The end of the 1970s signaled the end of Margie Joseph’s tenure with Atlantic Records. It’s a topic that still pains Joseph, particularly the underappreciation of her work with Arif Mardin by the record company. Save for a few sporadic recordings in the 1980s, Joseph left the business: “I wouldn’t go near a studio because I just felt like everything I touched would be a failure”, she admits, continuing:
“I have gone through all the stages, I guess. I’ve been angry. I’ve hated them, not knowing who I was hating. I didn’t have a person I could put my finger on. It was like the whole conglomerate. When I look back now, I just say, ‘Well they made their money. They never suffered any losses of anything.’ I know that those are some very good albums and I won’t let anybody tell me that they’re not. They’re selling the masters all over the place. Putting them on compilations, changing the titles. I’m not being paid for anything out there. I haven’t gotten the royalties. They say that the cost of the production ate my royalties. I won’t lie, it grieves me when everything has now been mastered on CD; Japan is doing its thing, Europe. Everybody is doing their thing but Margie, it’s like she’s dead. I would like to say to them, ‘I’m alive. It’s an injustice that you’re taking my gift, my voice, and you think you can do what you want to do with it.'”
Unfortunately, Margie Joseph’s story isn’t a unique one. Scores of artists have seen past work surreptitiously re-released without being consulted. In the nuts and bolts of record biz machinations, albums are considered a “work for hire” by the label, thus — in the majority of instances — the label owns the masters. How much an artist receives is a matter of contract negotiation on behalf of their legal representatives. As is often the case, the artist can be the last individual to profit. Granted, there’s much more awareness now after generations of wronged artists have spoken up and secured the proper representation to earn even a fraction of what they’re due. When import copies of Margie Joseph, Sweet Surrender, and Margie are released by Vivid Sound in Japan, selling upwards of $25 in the US, it’s criminal that Margie Joseph does not earn a dime.

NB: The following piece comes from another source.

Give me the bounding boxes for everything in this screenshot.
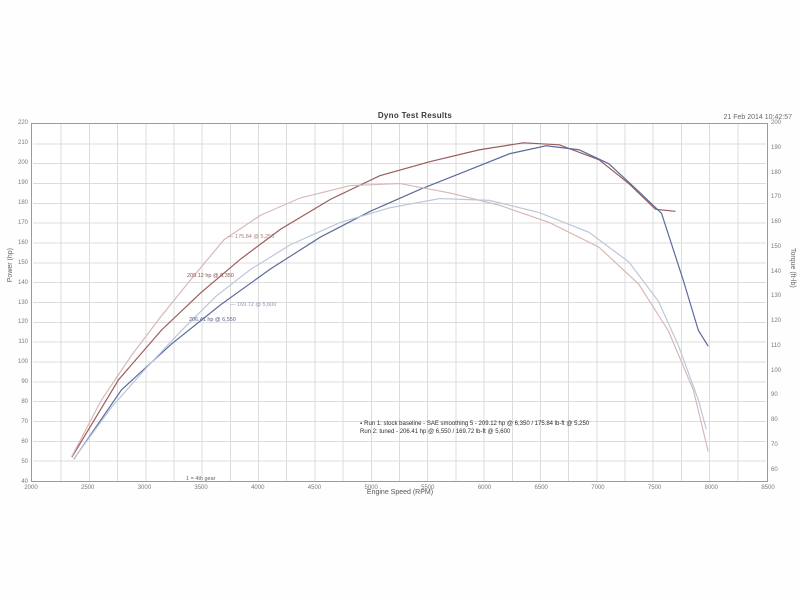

The situation for Margie Joseph was exacerbated when Hurricane Katrina destroyed all her personal belongings at her home in Mississippi, including her recordings and songs that were half-written on tapes. “I came out with what I had on and my pocket book on my shoulder,” she notes. Fans from all around the world have since helped Joseph replace what was lost. She relocated to Atlanta where she’s now a director for an after-school program.
Despite not having sung publicly for many years, Margie Joseph is not ready to abandon music. Last year she released the gospel album Latter Rain on a small indie label and is eager to perform, perhaps more than ever before. “I need to be attached again to my gift and I want to work,” she says. “I want to sing. Maybe people think I don’t want to come out. I still sing. I can take you anywhere you wanna go. I still feel indebted to those that are loyal who still love Margie.”
Margie Joseph still stirs the soul, even if it’s only singing a few bars of “Stay Still” to me over the phone. The question now is: who will bring Margie Joseph back into the studio and help her reclaim her voice? “Who am I going to turn to?” she asks. “Atlantic?” A hearty laugh nearly conceals the deep wounds that, only with the gift of time, continue to heal.